Last weekend I saw this sign on Brian Beattie’s recording studio door pointing the way to Valerie Fowler’s art studio. (Brian told me the musicians he works with find it pleasantly encouraging.) Almost too perfect, considering I’m working on illustrations for the book inspired by my talk, “How To Keep Going.”
Learning for learning’s sake
A few days ago I suggested “What do you want to learn?” as a replacement for the question, “What’s next?”
One response I saw could be summarized as: “Ok, fine, but if what you want to learn isn’t tied in to your career somehow — if your boss doesn’t see value in it or if you can’t squeeze value out of it for your customers — it’s not professional development, it’s a hobby.”
Sometimes I don’t even know where to begin.
First off, I’m trying to imagine Thoreau or Leonardo limiting their interests to “professional development.”
Second, I am so tired of hearing “hobbyist” and “amateur” thrown around as pejorative terms. It’s such a lame, macho move. God forbid we ever do anything for pleasure or love.
On top of that, there’s a long history of amateurs making huge contributions to their fields of interest.
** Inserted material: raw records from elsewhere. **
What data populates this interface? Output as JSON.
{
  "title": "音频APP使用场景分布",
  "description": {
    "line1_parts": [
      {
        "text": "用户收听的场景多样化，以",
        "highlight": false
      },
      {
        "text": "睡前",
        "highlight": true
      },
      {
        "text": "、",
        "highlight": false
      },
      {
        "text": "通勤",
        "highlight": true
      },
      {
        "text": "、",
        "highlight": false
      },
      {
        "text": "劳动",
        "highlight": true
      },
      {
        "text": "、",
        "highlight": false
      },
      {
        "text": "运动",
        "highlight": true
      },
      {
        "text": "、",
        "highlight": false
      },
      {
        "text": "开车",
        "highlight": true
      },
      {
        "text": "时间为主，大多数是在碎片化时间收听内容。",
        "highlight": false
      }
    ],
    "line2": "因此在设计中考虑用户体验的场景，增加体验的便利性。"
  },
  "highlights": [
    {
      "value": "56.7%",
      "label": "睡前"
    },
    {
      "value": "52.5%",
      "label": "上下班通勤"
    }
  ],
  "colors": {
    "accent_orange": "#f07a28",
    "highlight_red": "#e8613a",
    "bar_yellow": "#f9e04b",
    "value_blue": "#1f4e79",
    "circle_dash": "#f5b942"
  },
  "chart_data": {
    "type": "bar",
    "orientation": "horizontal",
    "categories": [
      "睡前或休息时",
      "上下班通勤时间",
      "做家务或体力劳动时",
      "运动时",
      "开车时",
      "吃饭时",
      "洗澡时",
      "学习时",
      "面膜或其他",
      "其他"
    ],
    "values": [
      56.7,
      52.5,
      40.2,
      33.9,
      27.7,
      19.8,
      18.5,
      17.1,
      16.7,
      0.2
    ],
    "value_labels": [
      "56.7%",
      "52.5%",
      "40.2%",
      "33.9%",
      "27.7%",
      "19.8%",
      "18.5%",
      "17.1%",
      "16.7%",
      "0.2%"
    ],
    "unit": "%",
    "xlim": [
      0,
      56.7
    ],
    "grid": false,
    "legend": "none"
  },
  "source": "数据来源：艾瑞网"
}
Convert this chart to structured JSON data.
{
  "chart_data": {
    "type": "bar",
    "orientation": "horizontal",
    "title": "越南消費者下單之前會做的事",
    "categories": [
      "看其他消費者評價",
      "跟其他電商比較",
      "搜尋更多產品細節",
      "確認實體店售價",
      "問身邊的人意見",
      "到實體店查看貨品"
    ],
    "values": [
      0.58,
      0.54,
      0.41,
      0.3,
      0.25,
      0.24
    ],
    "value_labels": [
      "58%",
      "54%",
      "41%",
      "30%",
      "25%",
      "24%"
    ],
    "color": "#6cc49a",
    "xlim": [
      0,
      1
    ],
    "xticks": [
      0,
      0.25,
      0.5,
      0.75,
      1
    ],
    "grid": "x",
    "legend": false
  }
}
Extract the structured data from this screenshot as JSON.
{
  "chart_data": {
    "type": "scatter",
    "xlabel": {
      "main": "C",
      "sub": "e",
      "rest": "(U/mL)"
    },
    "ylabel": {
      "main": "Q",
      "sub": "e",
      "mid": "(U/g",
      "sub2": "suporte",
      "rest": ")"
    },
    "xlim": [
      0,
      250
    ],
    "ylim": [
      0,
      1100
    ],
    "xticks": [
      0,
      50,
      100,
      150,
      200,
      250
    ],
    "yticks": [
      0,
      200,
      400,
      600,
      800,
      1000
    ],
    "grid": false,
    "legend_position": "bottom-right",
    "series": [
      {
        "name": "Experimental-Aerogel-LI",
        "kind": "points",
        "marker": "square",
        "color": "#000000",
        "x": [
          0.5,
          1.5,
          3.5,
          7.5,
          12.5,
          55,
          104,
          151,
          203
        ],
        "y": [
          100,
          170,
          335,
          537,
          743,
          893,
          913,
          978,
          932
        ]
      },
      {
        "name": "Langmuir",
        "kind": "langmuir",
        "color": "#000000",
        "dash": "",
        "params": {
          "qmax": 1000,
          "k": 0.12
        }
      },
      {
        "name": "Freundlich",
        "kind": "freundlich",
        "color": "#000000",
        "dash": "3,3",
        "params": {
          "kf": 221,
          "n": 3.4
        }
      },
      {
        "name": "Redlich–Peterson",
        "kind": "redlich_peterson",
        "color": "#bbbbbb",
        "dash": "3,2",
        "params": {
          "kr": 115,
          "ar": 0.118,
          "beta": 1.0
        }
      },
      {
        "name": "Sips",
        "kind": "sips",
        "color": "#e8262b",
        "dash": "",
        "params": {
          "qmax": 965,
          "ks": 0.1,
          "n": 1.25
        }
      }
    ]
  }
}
A recent American Masters, for example, tells the story of how bombshell actress Hedy Lamarr helped develop a crucial technology for wi-fi and GPS. (I write more about the amateur spirit in Show Your Work!)
As for the importance of hobbies, it’s well known how many great thinkers practiced an art or a craft or some kind of tinkering outside of their profession. Take Hedy Lamarr, again, as an example: She kept a little lab on set during filming, and her fascination with how remote controls worked made her think that maybe you could control torpedoes the same way.
Setting aside the importance of hobbies and the amateur spirit, what worries me the most is this faulty idea that you should only spend time learning about things if they have a definite “ROI.” Creative people are curious people, and part of being a creative person is allowing yourself the freedom to let your curiosity lead you down strange, divergent paths. You just cannot predict how what you learn will end up “paying off” later. Who’s to say what is and what isn’t professional development? (An audited calligraphy class winds up changing the design of computers. Etc.)
This is the trouble we often have with schools, of course: When education is seen as an investment, we decide what students should be spending time on based on what is shown (or believed, rather) to have a return on investment in the marketplace.
As Milton Glaser says, sometimes personal development and professional development are at odds. What’s good for business is not always (not often?) good for your soul. There’s always a balance between making a living and making a life.
The lives of great thinkers teach us that learning is the verb of life. The trick to lifelong learning is to exercise your curiosity as much as you can and to let it guide you where it wants to go. To pay attention to what you pay attention to. To not worry too much about where things are going to lead. To learn for learning’s sake, not because it’s going to get you something, necessarily, but because you have faith that the things that interest you will help you become who you need to be.
Your interest and your desire and your instincts are your compass. They show you the way.
It’s a hard thing to internalize, but once you do, it’s one of the most powerful things. It sets you free.
Roba Como Un Artista
A group of graphic design students at Serra i Abella in Barcelona, Spain made this video inspired by the 10 points in the Spanish edition of Steal Like An Artist. Bueno!
Procrastibaking
In the NYTimes this week, there’s a feature on “procrastibaking.” It’s a form of what I call productive procrastination — avoiding work by working on something else. (More in Steal Like An Artist.)
The piece includes lines from Grace Paley’s poem, “The Poet’s Occasional Alternative,” found in the collection Begin Again:
I was going to write a poem
I made a pie instead it took
about the same amount of time
of course the pie was a final
draft a poem would have had some
distance to go days and weeks and
much crumpled paper
Later in the poem: “everybody will like this pie… / many friends / will say why in the world did you / make only one / this does not happen with poems.”
I’m reminded of Beverly Cleary:
I like writing in the morning while baking bread. I used to bake bread while I wrote. I’d mix up the dough and sit down and start to write. After awhile the dough would rise and I’d punch it down and write some more. When the dough rose the second time, I’d put it in the oven and have the yeasty smell of bread as I typed.
I never realized how much baking was about precision (as opposed to cooking, which is more forgiving) until I lived with a baker. Then I found out that the easiest way to become a better baker is to buy a kitchen scale and start measuring ingredients by weight.
Baking is also a wonderfully sensual activity, in direct contrast to so much so-called “knowledge” work — your hands in the dough, little tastes, the smell taking over the whole house. (If you want to make a place smell like home, bake some chocolate chip cookies…)
Photo above courtesy of LaRay’s
Join us for a celebration
This morning I browsed the Austin Public Library’s fantastic zine collection (highlights: Nathaniel Russell’s Fliers and Jillian Barthold’s Scenes From Big Bend) and this afternoon the 5-year-old and I made a zine using Bruno Munari’s Plus and Minus transparencies that I picked up in Milan last year and lines from the APL’s events flier. Pretty fun day.